Les yeux rivés, sur les étages
pourvu que rien n'arrête le voyage..

When you're dreaming with a broken heart, then waking up is the hardest part. You roll outta bed and down on your knees and for a moment you can hardly breathe.. Wondering was she really here ? } « Tous à la casa dès qu'on a fini ici! » criait l'un des membres de l'équipe de tournage depuis cinq minutes, dès qu'il croisait un groupe de personne. Je n'étais pas contre cette idée, je n'avais rien de prévu après le boulot et une petite soirée ne me ferait pas de mal. D'autant plus que je terminais ma journée d'ici quelques minutes et que cela me laisserait du temps pour voir mon fils avant que eux n'aient terminé leur journée. J'étais donc avec l'un des acteurs, dans le coin, afin de le préparer physiquement à une scène qu'il s'apprétait à tourner. Il s'agissait de la dernière scène qu'il tournait aujourd'hui, après celle-ci ma journée était donc terminée.

J'étais donc enfin chez moi, après une journée plutôt tranquille.

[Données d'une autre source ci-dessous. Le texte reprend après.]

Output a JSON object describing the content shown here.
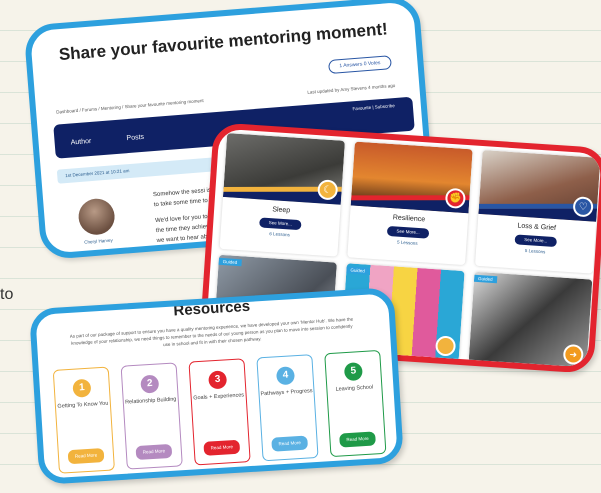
{
  "background": {
    "side_text": "to"
  },
  "forum_card": {
    "title": "Share your favourite mentoring moment!",
    "pill": "1 Answers 0 Votes",
    "breadcrumb": "Dashboard / Forums / Mentoring / Share your favourite mentoring moment",
    "updated": "Last updated by Amy Stevens 4 months ago",
    "header": {
      "author": "Author",
      "posts": "Posts",
      "actions": "Favourite | Subscribe"
    },
    "date": "1st December 2021 at 10:21 am",
    "avatar_name": "Cheryl Harvey",
    "post_lines": [
      "Somehow the sessi is coming to",
      "to take some time to reflect and",
      "",
      "We'd love for you to use this p",
      "the time they achieved a goal",
      "we want to hear about YOUR"
    ]
  },
  "courses_card": {
    "tiles": [
      {
        "title": "Sleep",
        "button": "See More...",
        "lessons": "6 Lessons",
        "badge_color": "#f2b33d",
        "badge_icon": "moon-icon"
      },
      {
        "title": "Resilience",
        "button": "See More...",
        "lessons": "5 Lessons",
        "badge_color": "#e3242e",
        "badge_icon": "muscle-icon"
      },
      {
        "title": "Loss & Grief",
        "button": "See More...",
        "lessons": "5 Lessons",
        "badge_color": "#2956a4",
        "badge_icon": "heart-icon"
      }
    ],
    "row2": [
      {
        "tag": "Guided"
      },
      {
        "tag": "Guided"
      },
      {
        "tag": "Guided"
      }
    ]
  },
  "resources_card": {
    "title": "Resources",
    "intro": "As part of our package of support to ensure you have a quality mentoring experience, we have developed your own ‘Mentor Hub’. We have the knowledge of your relationship, we need things to remember to the needs of our young person as you plan to move into session to confidently use in school and fit in with their chosen pathway.",
    "steps": [
      {
        "n": "1",
        "label": "Getting To Know You",
        "color": "#f2b33d",
        "button": "Read More"
      },
      {
        "n": "2",
        "label": "Relationship Building",
        "color": "#b48ac0",
        "button": "Read More"
      },
      {
        "n": "3",
        "label": "Goals + Experiences",
        "color": "#e3242e",
        "button": "Read More"
      },
      {
        "n": "4",
        "label": "Pathways + Progress",
        "color": "#5ab1e3",
        "button": "Read More"
      },
      {
        "n": "5",
        "label": "Leaving School",
        "color": "#1f9a48",
        "button": "Read More"
      }
    ]
  }
}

En réalité, nous avions passé plus de temps à nous amuser qu'à travailler. L'entente au sein de l'équipe de tournage était plutôt bonne, quant à l'acteur dont je m'occupais, il était très sympathique. Depuis que je m'occupais de lui et comme j'avais reservé toutes la plus grosse partie de mes journées à lui le temps de son tournage, chaque jour passait à une vitesse affolante. J'avais fini suffisamment tôt pour passer prendre Luka à l'école. Il avait été d'ailleurs agréablement surpris de me voir et je pense que cela lui a fait très plaisir. « Papaaaa! Tu vas où ce soir ? » Il me regardait avec ses grands yeux alors qu'il venait de se servir un verre de jus d'orange. Ce gamin était à croquer, mais il grandissait tellement vite! C'était hallucinant. Je me rappellais du jour de sa naissance comme si c'était hier et pourtant c'était il y a quatre ans déjà. « Papa doit travailler ce soir. Tu seras sage avec Nana hein ? » Nana c'était le surnom qu'il avait donné à la voisine en face, une dame qui avait passé la cinquantaine et qui m'avait gentiment proposé à notre arrivée de garder Luka dès que j'en avais besoin. Ce soir elle avait accepté de le prendre chez elle et je le récupérais le lendemain matin avant qu'il n'aille à l'école. Il hocha simplement la tête pour répondre à ma question, tout en souriant. Je n'aimais pas lui mentir en lui disant que je devais travailler, mais comme nous étions au beau milieu de la semaine, je ne pouvais me permettre de lui dire que je sortais. Enfin, de toute façon il était trop jeune pour comprendre.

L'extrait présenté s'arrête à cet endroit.